The news comes during Great British Beef Week (23-30 April), is a project connected to the UK Cattle Sustainability Platform and the European Roundtable for Sustainable Beef.

Hereford cattle are renowned for their ability to grow and finish off grass. With the environment becoming increasingly important for every stage of the beef supply chain, the society is seeking to cement some of the benefits of the breed.

Working with beef and sheep specialist, Dr Liz Genever, members are recording the efficiency of their breeding females and therefore environmental impact to confirm the benefits of Hereford cattle when compared to industry averages. Just shy of 2000 cows are being assessed for fertility, calf survival and growth rates to weaning.

In addition, carbon audits are being carried out to gauge the carbon footprint across its membership and commercial systems utilising the breed. Soil organic matter levels are also being taken into account, and therefore carbon storage. This information will then be benchmarked against the industry to confirm the benefits Herefords bring to a system.

A review of genetic trends is being conducted with the aim of providing guidance for members who are performance recording on areas of focus to ensure the Hereford dam becomes even more suited to future beef production.

In conjunction with Dawn Meats, information is also being gathered from finishing suppliers who provide Hereford-sired cattle for various retailers.

Phil Allman, chairman of Hereford Cattle Society, said: “The society is undertaking a number of projects to help the society pull all the evidence of sustainable production together and help producers move to the next level.

“The society’s council is acutely aware of the shift in perception of eating beef and the environmental connotations which are now attached to red meat.

“In any sector, whether food or other, if a brand is not addressing its sustainability credentials in some way, it will be left behind as consumers’ priorities change. As a society, we are not willing for that to happen to Hereford Beef and are pleased to be able to work with Dr Liz Genever to put some hard-and-fast facts behind what we has known about the Hereford breed for decades.”

He continued: “Sustainability is all about the planet but also profit and people. If we can prove Herefords and Hereford crosses are a more profitable animal due to an increased margin, this will give many producers the confidence they need to further invest in the breed. When it comes to people, the docile temperament of Herefords is undisputed, providing a safer working environment for stockmen and abattoirs. With the largest section of the herd book being for the poll strain, this also brings an added benefit in terms of health and safety, along with animal welfare, with dehorning not required.

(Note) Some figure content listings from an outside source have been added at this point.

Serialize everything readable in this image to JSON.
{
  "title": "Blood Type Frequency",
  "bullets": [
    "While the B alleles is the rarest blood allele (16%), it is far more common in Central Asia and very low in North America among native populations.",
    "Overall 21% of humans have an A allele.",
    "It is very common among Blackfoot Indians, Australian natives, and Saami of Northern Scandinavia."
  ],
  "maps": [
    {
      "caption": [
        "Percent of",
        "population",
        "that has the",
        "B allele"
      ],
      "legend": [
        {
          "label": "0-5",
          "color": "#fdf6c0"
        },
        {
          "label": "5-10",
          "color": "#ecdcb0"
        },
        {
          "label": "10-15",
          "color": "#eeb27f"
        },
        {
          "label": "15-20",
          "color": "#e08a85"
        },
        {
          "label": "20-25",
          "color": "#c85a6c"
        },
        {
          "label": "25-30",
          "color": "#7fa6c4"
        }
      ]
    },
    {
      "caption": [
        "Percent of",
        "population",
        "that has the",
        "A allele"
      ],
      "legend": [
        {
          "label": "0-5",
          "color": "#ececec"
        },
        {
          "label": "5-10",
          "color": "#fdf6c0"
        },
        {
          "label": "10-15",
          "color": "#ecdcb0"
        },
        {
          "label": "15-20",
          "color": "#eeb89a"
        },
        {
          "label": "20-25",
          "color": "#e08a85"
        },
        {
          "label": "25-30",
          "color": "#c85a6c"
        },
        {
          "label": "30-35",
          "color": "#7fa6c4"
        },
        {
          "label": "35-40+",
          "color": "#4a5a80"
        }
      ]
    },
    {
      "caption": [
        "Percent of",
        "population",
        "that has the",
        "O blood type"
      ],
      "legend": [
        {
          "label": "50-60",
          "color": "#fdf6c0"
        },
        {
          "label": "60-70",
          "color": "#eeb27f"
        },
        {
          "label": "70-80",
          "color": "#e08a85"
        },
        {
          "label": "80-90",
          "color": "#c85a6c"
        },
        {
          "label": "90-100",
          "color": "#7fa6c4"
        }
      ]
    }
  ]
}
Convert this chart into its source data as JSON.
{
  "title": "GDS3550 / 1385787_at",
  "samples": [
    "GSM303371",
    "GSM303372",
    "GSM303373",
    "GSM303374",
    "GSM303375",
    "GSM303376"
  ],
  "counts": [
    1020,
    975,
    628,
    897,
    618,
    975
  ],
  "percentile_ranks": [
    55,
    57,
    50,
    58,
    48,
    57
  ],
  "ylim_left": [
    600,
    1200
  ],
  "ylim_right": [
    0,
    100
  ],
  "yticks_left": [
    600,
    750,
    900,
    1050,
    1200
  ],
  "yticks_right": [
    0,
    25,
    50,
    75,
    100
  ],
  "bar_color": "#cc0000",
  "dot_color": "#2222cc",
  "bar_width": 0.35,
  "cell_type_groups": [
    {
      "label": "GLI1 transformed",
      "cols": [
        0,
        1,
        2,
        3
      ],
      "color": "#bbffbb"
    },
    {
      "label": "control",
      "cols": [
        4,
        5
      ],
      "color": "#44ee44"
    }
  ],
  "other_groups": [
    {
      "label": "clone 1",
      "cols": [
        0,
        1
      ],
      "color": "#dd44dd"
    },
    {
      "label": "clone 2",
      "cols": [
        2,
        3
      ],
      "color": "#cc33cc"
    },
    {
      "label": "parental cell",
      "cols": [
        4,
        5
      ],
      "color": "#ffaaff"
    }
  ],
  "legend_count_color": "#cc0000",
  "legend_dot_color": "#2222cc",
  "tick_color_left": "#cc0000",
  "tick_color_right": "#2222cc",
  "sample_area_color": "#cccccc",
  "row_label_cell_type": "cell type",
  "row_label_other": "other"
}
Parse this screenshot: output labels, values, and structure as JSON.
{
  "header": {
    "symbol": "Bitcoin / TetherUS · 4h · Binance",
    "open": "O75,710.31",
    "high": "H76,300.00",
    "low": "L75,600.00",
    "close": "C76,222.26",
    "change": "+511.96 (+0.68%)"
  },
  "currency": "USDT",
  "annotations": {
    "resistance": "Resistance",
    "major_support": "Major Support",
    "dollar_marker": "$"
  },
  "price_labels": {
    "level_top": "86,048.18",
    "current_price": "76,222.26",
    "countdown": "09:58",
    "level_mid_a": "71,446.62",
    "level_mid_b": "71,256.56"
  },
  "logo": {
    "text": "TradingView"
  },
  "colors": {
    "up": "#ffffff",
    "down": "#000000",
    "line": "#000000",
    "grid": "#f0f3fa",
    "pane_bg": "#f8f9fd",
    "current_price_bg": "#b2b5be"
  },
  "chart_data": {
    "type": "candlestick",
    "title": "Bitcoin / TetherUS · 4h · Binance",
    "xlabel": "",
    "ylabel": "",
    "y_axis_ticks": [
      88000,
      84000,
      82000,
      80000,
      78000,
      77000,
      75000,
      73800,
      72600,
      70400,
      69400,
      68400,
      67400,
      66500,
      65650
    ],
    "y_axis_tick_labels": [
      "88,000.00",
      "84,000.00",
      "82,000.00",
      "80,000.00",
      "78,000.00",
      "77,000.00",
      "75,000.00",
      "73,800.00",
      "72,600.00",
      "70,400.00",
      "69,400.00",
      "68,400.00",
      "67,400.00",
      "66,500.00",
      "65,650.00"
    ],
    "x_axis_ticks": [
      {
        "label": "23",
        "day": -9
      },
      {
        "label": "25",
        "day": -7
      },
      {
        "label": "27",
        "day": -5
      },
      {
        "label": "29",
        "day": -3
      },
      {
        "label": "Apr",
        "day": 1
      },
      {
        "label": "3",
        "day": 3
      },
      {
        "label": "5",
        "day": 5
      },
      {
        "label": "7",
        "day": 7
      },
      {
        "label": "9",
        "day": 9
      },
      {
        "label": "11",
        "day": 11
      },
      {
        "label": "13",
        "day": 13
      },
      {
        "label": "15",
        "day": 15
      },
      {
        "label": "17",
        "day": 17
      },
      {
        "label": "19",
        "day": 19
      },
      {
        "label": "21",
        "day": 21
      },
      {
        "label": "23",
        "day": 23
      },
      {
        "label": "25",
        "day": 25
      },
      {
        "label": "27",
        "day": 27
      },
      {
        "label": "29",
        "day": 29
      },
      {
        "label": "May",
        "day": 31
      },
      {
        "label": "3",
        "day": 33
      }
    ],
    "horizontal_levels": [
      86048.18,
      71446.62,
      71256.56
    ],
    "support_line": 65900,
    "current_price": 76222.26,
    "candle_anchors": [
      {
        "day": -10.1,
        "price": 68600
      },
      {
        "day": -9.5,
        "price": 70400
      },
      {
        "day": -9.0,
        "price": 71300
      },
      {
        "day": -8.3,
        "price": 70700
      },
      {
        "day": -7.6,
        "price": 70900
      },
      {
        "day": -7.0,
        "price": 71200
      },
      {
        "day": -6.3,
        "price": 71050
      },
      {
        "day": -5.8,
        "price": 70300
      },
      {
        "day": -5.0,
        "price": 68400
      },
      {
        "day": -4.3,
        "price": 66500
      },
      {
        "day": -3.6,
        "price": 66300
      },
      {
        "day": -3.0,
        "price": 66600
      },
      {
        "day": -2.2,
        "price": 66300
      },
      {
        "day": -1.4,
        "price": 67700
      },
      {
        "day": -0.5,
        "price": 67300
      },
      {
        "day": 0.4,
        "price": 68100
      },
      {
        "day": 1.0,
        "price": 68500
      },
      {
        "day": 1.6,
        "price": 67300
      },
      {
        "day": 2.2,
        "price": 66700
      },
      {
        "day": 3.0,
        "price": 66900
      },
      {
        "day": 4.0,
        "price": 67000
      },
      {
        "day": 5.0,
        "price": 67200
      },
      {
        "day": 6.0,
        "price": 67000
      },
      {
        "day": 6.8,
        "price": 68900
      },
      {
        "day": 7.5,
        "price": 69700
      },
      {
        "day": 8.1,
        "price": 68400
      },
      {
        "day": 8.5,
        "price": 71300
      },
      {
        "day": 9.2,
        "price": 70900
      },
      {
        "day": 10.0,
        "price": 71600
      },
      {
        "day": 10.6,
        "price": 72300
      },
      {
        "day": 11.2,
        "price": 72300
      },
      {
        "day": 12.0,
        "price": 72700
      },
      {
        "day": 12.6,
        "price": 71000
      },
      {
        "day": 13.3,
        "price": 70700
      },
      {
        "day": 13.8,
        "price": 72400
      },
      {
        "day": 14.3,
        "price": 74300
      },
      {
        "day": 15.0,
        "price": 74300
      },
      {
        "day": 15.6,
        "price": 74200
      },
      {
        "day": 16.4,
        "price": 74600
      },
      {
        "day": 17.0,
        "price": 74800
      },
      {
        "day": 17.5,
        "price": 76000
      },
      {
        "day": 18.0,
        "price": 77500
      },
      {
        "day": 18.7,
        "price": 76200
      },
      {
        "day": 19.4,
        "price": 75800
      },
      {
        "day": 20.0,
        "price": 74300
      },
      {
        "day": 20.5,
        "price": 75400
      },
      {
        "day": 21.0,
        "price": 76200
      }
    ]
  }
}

“The Hereford is both prolific and efficient at turning forage into a high-quality source of protein, therefore bringing human health benefits due to a higher level of omega-3 than cattle fed on concentrates. As a natural grazing animal, the Hereford can also play an important role in carbon sequestration by utilising a mainly grass-based diet, helping to build soil fertility, capture CO2 and encourage wildlife.

“Whether accurate or not, the continual pressure from the UK media to eat less meat cannot be ignored. We are working towards positioning Hereford Beef as a sustainable option. If people are eating less beef, we want to make sure it is Hereford,” said Mr Allman.